Tulsa Man Sentenced To 35 Years In Prison For DUI Crash That Killed ORU Soccer Player

A man who was found guilty of second-degree murder for a DUI crash that killed an ORU soccer player in 2022 has been sentenced.

Wednesday, February 21st 2024, 2:55 pm

By: News On 6


A man who was found guilty of second-degree murder for a DUI crash that killed an ORU soccer player in 2022 has been sentenced.

Nicholas Robinson received a 35-year sentence for the conviction on Wednesday, as the jury recommended in January 2023.

His second count on the case, DUI, was dismissed by agreement of prosecutors and the court.
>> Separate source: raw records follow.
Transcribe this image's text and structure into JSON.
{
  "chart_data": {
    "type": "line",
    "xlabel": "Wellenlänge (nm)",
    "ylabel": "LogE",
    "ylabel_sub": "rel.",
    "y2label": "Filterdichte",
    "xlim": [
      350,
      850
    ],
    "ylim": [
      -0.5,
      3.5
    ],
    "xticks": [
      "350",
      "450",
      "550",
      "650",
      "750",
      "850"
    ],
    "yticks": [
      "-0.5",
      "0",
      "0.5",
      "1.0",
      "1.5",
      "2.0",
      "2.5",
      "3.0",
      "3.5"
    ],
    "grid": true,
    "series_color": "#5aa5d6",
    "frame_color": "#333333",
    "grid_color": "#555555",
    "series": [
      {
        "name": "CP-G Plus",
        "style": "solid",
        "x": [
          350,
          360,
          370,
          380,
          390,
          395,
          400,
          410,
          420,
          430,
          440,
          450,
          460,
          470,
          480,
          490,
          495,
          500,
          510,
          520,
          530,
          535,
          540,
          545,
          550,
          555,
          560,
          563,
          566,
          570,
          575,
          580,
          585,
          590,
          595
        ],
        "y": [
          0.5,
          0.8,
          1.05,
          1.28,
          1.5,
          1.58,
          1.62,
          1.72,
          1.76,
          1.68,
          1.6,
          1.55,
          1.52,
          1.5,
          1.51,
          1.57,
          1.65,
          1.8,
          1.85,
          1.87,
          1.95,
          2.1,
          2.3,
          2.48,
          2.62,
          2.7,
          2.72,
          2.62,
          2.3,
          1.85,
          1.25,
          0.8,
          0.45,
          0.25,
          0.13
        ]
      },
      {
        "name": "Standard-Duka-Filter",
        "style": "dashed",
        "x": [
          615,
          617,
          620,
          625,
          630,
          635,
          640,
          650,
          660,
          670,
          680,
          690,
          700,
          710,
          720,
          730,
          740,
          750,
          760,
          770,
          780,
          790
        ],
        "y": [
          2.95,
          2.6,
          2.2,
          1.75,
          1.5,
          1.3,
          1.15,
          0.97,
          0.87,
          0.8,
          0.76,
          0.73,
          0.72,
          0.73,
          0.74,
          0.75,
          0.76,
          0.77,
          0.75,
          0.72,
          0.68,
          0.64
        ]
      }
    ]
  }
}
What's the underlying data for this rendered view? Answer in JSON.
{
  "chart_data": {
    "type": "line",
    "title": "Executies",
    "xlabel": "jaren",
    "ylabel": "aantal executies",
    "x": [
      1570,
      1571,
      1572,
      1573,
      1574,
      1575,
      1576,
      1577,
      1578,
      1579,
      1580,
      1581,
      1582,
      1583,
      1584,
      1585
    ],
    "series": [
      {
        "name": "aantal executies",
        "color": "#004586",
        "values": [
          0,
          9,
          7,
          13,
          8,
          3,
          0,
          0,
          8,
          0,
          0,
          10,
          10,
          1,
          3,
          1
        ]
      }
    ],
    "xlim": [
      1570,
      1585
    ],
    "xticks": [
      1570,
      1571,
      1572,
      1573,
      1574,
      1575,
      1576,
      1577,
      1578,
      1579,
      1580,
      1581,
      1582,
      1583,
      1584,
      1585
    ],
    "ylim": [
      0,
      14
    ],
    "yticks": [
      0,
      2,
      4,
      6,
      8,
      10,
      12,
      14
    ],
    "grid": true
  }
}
The crash happened on Sept. 28, 2022, around 10:30 p.m. near 71st and Yale. Robinson was driving 73 mph in a 45 mph zone when he crashed into Eugene Quaynor, who was sitting at the red light at the intersection, according to police reports.

Related Stories:

  1. ORU Student, Soccer Player Killed In Overnight Crash
  2. Driver Accused Of Killing ORU Soccer Player In Crash Identified, Charged
  3. Trial Begins For Man Accused Of DUI Crash That Killed ORU Soccer Player
  4. Jury Finds Tulsa Man Guilty Of Murder And DUI For 2022 Crash

Quaynor came to ORU from Ghana on a soccer scholarship.

His friends said he was a hard worker, a good leader and he was kind.

"When people die, everyone overhypes them,” said Elizabeth Zellmer. “But you really cannot overhype. You can't overhype Eugene Quaynor."

Robinson will have to serve 85 percent of the sentence before being eligible for parole.

There’s a bill making its way through the state House that would require anyone convicted of accessory to murder in the first or second degree to serve 85 percent of their prison sentence.

House Bill 2946 is named in honor of 16-year-olds Lauria Bible and Ashley Freeman. The pair were kidnapped from a home in Welch, Okla., in December 1999 and presumed killed.

State Rep. Steve Bashore (R-Miami) said he filed the bill because the man who pleaded guilty in their case, Ronnie Busick, was released after only a few years.

Since Oklahoma became a state, there's been a law in place to give prisoners credits that reduce their sentences, so they rarely serve their sentences in full.

Prisoners get credit for the time they spent in the county jail and once they get to prison, they get credits for taking classes, having a job, maintaining good hygiene, a clean cell and having a good attitude with staff and other prisoners.

Level 1 prisoners get zero credits. That's people on death row or who have escaped.

Most everyone starts at Level 2, earning 22 days of credit a month.

Level 3 earns 33 days a month.

Level 4, 44 days each month.

Enhanced Level 3 is 45 days and Enhanced Level 4 is 60 days credit for every 30 served.

So, if you're on Level 2 and have a 10-year sentence, you're released after 5.8 years.

On the advanced level, for a 10-year sentence, you're out in 3.5 years.

The Department of Corrections does not consider that early release. It considers it time served based on the law.

If a prisoner has infractions or breaks the rules, they can lose credit.